A reader sent this in – anyone else with feedback / experience?
Bruce Lurie Gallery in Los Angeles — To make a long story short, Bruce and his twin brother expressed interest in my work. A few months later, Bruce called me to say he’d like to present my work in his booth at the Southampton Art Fair on Long Island. However, I’d have to ship my work to the fair, be responsible for shipping it back to me if it didn’t sell AND pay him a $1,000 “booth fee.” And the commission on work sold would still be 50%. This sounded irregular to me, so I contacted a successful gallery owner friend who does a lot of business at art fairs around the country and asked her what she thought. She was adamant that it was one thing for me to ship the work to him, but transporting it to and from the fair should be the gallery’s responsibility and that she’d never, ever, charge an artist a “booth fee.” “It’s our job to cover the overhead,” she said. She added that she didn’t have a high opinion of the Southampton Art Fair anyway — there was another one on Long Island that was better funded and organized and had a better clientele. When I called Bruce and politely told him I’d be willing to participate but not if I had to pay for shipping to and from the fair or a portion of the booth fee, he suddenly transformed from the friendly, ingratiating guy he’d been toward me to curt irritation. Suffice to say, I felt glad that I had not gotten further involved with him.

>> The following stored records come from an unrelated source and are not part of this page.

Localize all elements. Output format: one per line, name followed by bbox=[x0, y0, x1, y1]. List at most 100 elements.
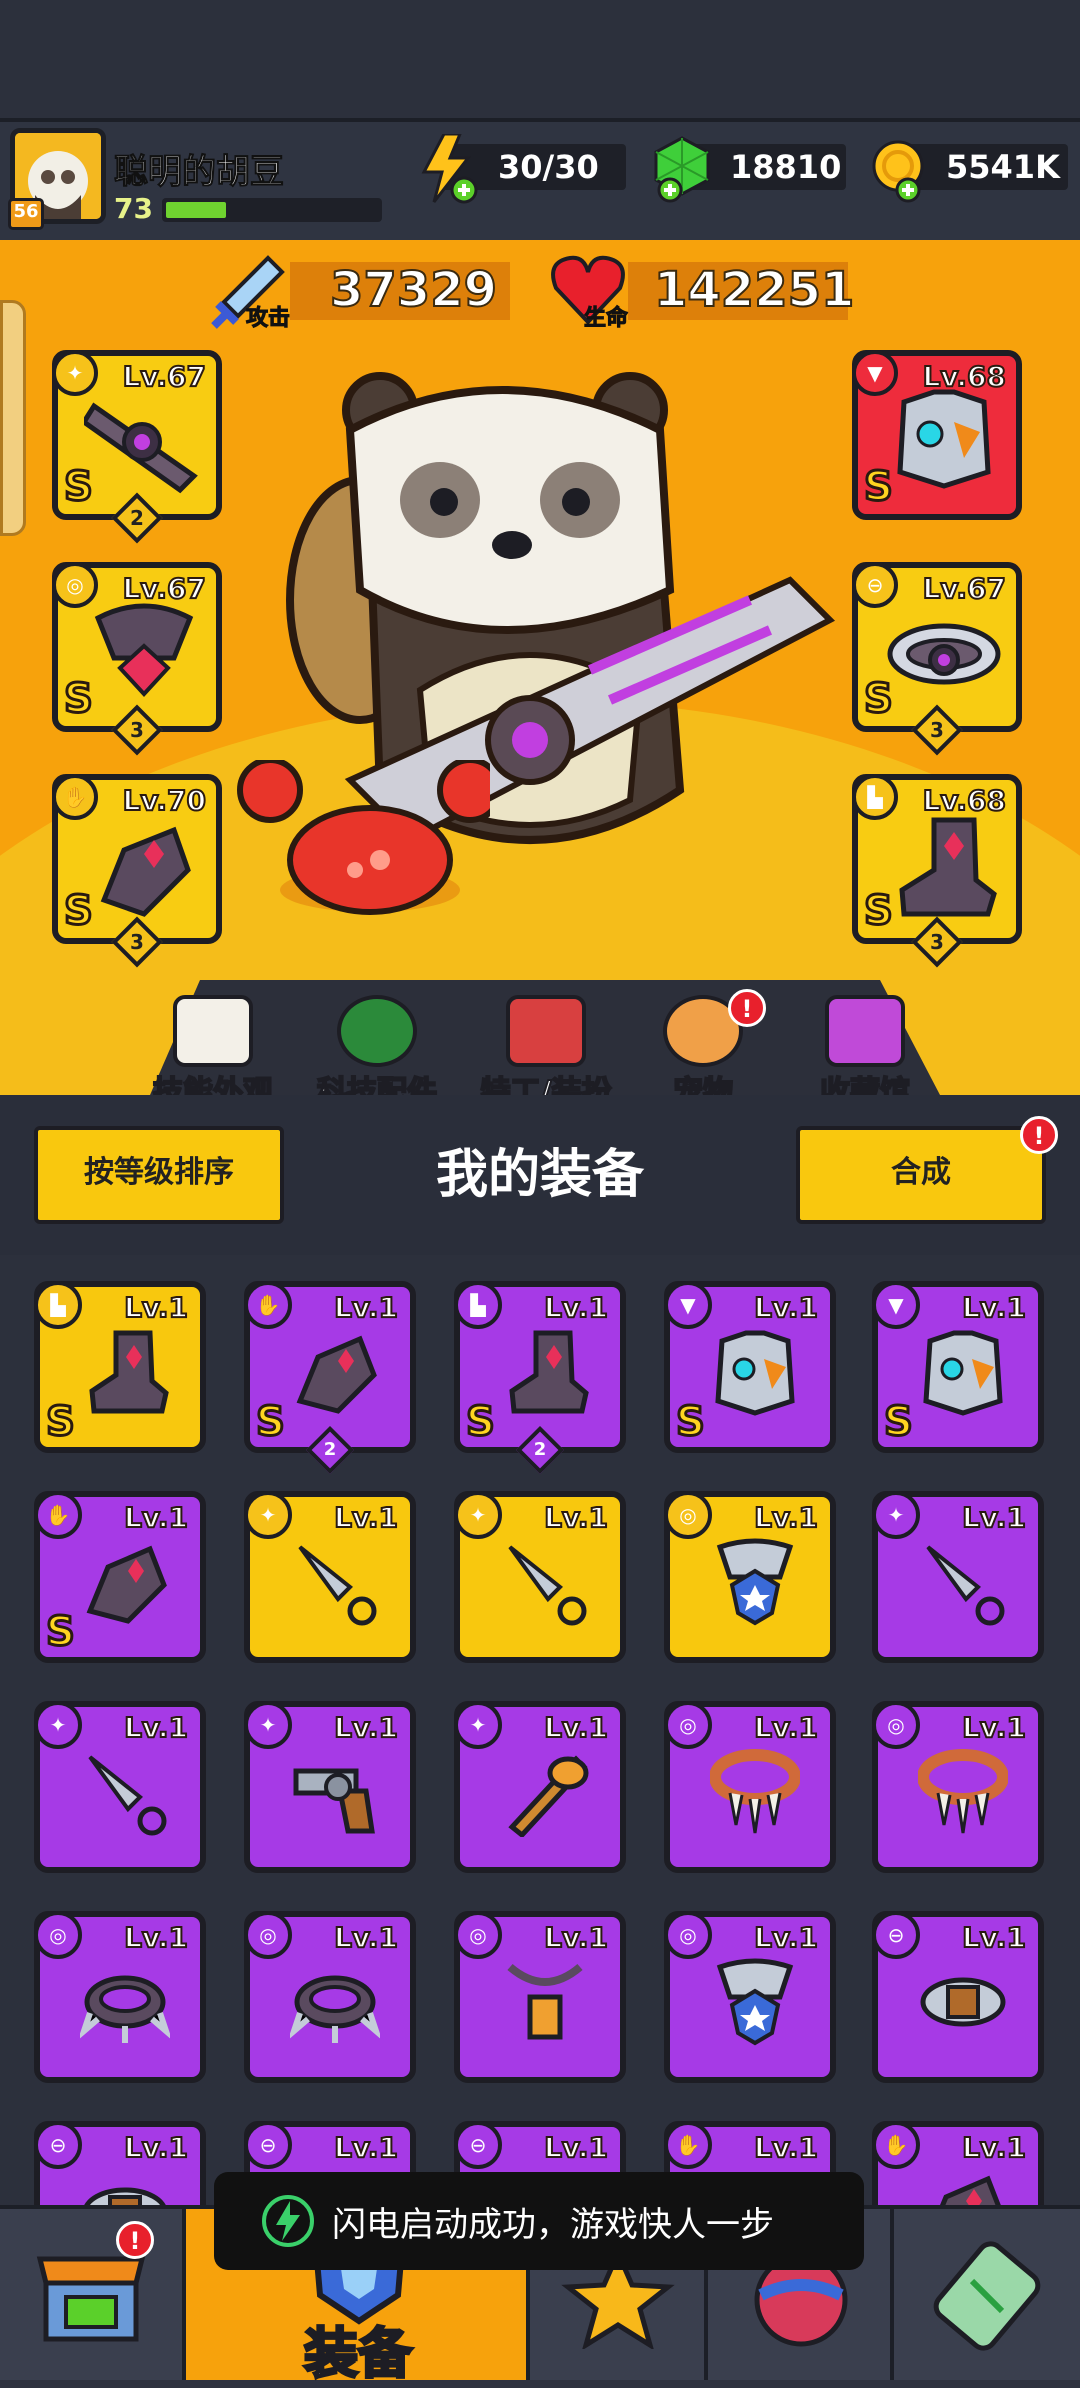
side-drawer-tab[interactable] bbox=[0, 300, 26, 536]
player-name: 聪明的胡豆 bbox=[114, 152, 285, 193]
equipped-level: Lv.67 bbox=[122, 359, 207, 394]
belt-type-icon: ⊖ bbox=[244, 2121, 292, 2169]
lantern-necklace-type-icon: ◎ bbox=[454, 1911, 502, 1959]
merge-button[interactable]: 合成 bbox=[796, 1126, 1046, 1224]
armor-icon bbox=[715, 1330, 795, 1416]
spiked-collar-icon bbox=[290, 1975, 380, 2043]
revolver-type-icon: ✦ bbox=[244, 1701, 292, 1749]
grade-label: S bbox=[63, 463, 95, 512]
item-level: Lv.1 bbox=[961, 1710, 1027, 1745]
inventory-item[interactable]: ◎ Lv.1 bbox=[34, 1911, 206, 2083]
gem-icon[interactable] bbox=[652, 134, 716, 204]
equipped-slot-weapon[interactable]: ✦ Lv.67 S 2 bbox=[52, 350, 222, 544]
item-level: Lv.1 bbox=[543, 1920, 609, 1955]
glove-type-icon: ✋ bbox=[872, 2121, 920, 2169]
inventory-item[interactable]: ✋ Lv.1 S bbox=[34, 1491, 206, 1663]
vip-badge: 56 bbox=[8, 198, 44, 230]
inventory-item[interactable]: ◎ Lv.1 bbox=[664, 1701, 836, 1873]
merge-alert-icon: ! bbox=[1020, 1116, 1058, 1154]
equipped-slot-necklace[interactable]: ◎ Lv.67 S 3 bbox=[52, 562, 222, 756]
inventory-item[interactable]: ⊖ Lv.1 bbox=[872, 1911, 1044, 2083]
inventory-item[interactable]: ◎ Lv.1 bbox=[454, 1911, 626, 2083]
inventory-item[interactable]: ◎ Lv.1 bbox=[664, 1911, 836, 2083]
bat-icon bbox=[508, 1755, 589, 1837]
fang-necklace-icon bbox=[710, 1749, 800, 1834]
belt-icon bbox=[920, 1977, 1006, 2027]
armor-type-icon: ▼ bbox=[664, 1281, 712, 1329]
item-level: Lv.1 bbox=[123, 1290, 189, 1325]
armor-icon bbox=[923, 1330, 1003, 1416]
coins-value: 5541K bbox=[946, 148, 1060, 186]
nav-shop[interactable]: ! bbox=[0, 2209, 186, 2380]
boot-type-icon: ▙ bbox=[454, 1281, 502, 1329]
menu-skill-skin[interactable]: 技能外观 bbox=[138, 995, 288, 1111]
equipped-slot-belt[interactable]: ⊖ Lv.67 S 3 bbox=[852, 562, 1022, 756]
equipped-slot-armor[interactable]: ▼ Lv.68 S bbox=[852, 350, 1022, 520]
inventory-item[interactable]: ⊖ Lv.1 bbox=[34, 2121, 206, 2205]
equipped-level: Lv.67 bbox=[922, 571, 1007, 606]
inventory-item[interactable]: ✋ Lv.1 S 2 bbox=[244, 1281, 416, 1475]
inventory-grid: ▙ Lv.1 S ✋ Lv.1 S 2 ▙ Lv.1 S 2 ▼ Lv.1 S ▼ Lv.1 S ✋ Lv.1 S ✦ L… bbox=[0, 1255, 1080, 2205]
armor-type-icon: ▼ bbox=[872, 1281, 920, 1329]
inventory-item[interactable]: ✦ Lv.1 bbox=[454, 1701, 626, 1873]
menu-collection[interactable]: 收藏馆 bbox=[790, 995, 940, 1111]
menu-agent-outfit[interactable]: 特工/装扮 bbox=[466, 995, 626, 1111]
inventory-item[interactable]: ◎ Lv.1 bbox=[664, 1491, 836, 1663]
grade-label: S bbox=[45, 1608, 77, 1657]
necklace-type-icon: ◎ bbox=[664, 1491, 712, 1539]
item-level: Lv.1 bbox=[123, 1710, 189, 1745]
inventory-item[interactable]: ▙ Lv.1 S bbox=[34, 1281, 206, 1453]
inventory-item[interactable]: ✦ Lv.1 bbox=[244, 1701, 416, 1873]
inventory-item[interactable]: ✦ Lv.1 bbox=[454, 1491, 626, 1663]
armor-art bbox=[897, 389, 991, 489]
inventory-item[interactable]: ▼ Lv.1 S bbox=[872, 1281, 1044, 1453]
item-level: Lv.1 bbox=[333, 2130, 399, 2165]
inventory-item[interactable]: ✦ Lv.1 bbox=[244, 1491, 416, 1663]
equipped-slot-boot[interactable]: ▙ Lv.68 S 3 bbox=[852, 774, 1022, 968]
energy-add-button[interactable] bbox=[626, 146, 627, 147]
kunai-icon bbox=[508, 1545, 587, 1626]
item-level: Lv.1 bbox=[753, 1710, 819, 1745]
kunai-type-icon: ✦ bbox=[34, 1701, 82, 1749]
glove-icon bbox=[940, 2175, 1001, 2205]
grade-label: S bbox=[883, 1398, 915, 1447]
fang-necklace-icon bbox=[918, 1749, 1008, 1834]
necklace-icon bbox=[716, 1538, 794, 1626]
item-level: Lv.1 bbox=[333, 1290, 399, 1325]
status-bar-area bbox=[0, 0, 1080, 118]
inventory-item[interactable]: ✋ Lv.1 bbox=[872, 2121, 1044, 2205]
attack-value: 37329 bbox=[329, 261, 498, 319]
menu-tech-parts[interactable]: 科技配件 bbox=[302, 995, 452, 1111]
revolver-icon bbox=[293, 1768, 375, 1834]
bat-type-icon: ✦ bbox=[454, 1701, 502, 1749]
kunai-icon bbox=[298, 1545, 377, 1626]
inventory-item[interactable]: ✦ Lv.1 bbox=[872, 1491, 1044, 1663]
inventory-item[interactable]: ◎ Lv.1 bbox=[244, 1911, 416, 2083]
nav-evolution[interactable] bbox=[894, 2209, 1080, 2380]
inventory-item[interactable]: ◎ Lv.1 bbox=[872, 1701, 1044, 1873]
menu-pet[interactable]: 宠物 ! bbox=[628, 989, 778, 1111]
kunai-type-icon: ✦ bbox=[454, 1491, 502, 1539]
item-level: Lv.1 bbox=[543, 1290, 609, 1325]
grade-label: S bbox=[465, 1398, 497, 1447]
item-level: Lv.1 bbox=[123, 2130, 189, 2165]
item-level: Lv.1 bbox=[543, 1500, 609, 1535]
coin-icon[interactable] bbox=[868, 136, 932, 206]
belt-icon bbox=[84, 2187, 166, 2205]
equipped-level: Lv.70 bbox=[122, 783, 207, 818]
hex-chip-icon bbox=[337, 995, 417, 1067]
kunai-type-icon: ✦ bbox=[244, 1491, 292, 1539]
boot-type-icon: ▙ bbox=[34, 1281, 82, 1329]
inventory-item[interactable]: ▙ Lv.1 S 2 bbox=[454, 1281, 626, 1475]
kunai-type-icon: ✦ bbox=[872, 1491, 920, 1539]
equipped-level: Lv.68 bbox=[922, 783, 1007, 818]
equipped-slot-glove[interactable]: ✋ Lv.70 S 3 bbox=[52, 774, 222, 968]
xp-bar-fill bbox=[166, 202, 226, 218]
lantern-necklace-icon bbox=[507, 1963, 583, 2040]
grade-label: S bbox=[45, 1398, 77, 1447]
fang-necklace-type-icon: ◎ bbox=[664, 1701, 712, 1749]
inventory-item[interactable]: ▼ Lv.1 S bbox=[664, 1281, 836, 1453]
grade-label: S bbox=[675, 1398, 707, 1447]
inventory-item[interactable]: ✦ Lv.1 bbox=[34, 1701, 206, 1873]
item-level: Lv.1 bbox=[123, 1920, 189, 1955]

A reader sent this in, any other feedback / experience?
Venus Studios LLC and Art Supply, Palm Desert, CA
They sold thousands of dollars of my work and did not pay my commission. I took them to court and won in full but they still did not pay a cent. Back to court, agreed on monthly payment plan, paid for 5 months, then stopped. Still owe me thousands. Treated me so badly, bullied and threatened.
This gallery was run by Scott Shane of Woodland Hills, CA. It was first called the Visual Arts Gallery and then changed its name to Totally Artistic, Inc. Scott (aka Shane) had a contract drawn up that each artist who paid for a membership, were required to donate a piece of their art to the organization so that Shane could use it to represent them and market their art. When the organization went under about 4 years later, Shane kept all of the art work and never returned it to the artists. He used it to decorate his home in Big Bear and his place in Woodland Hills. Unfortunately, many of the artists were never informed of this and are only now finding out that their work was stolen and the statute of limitations has expired.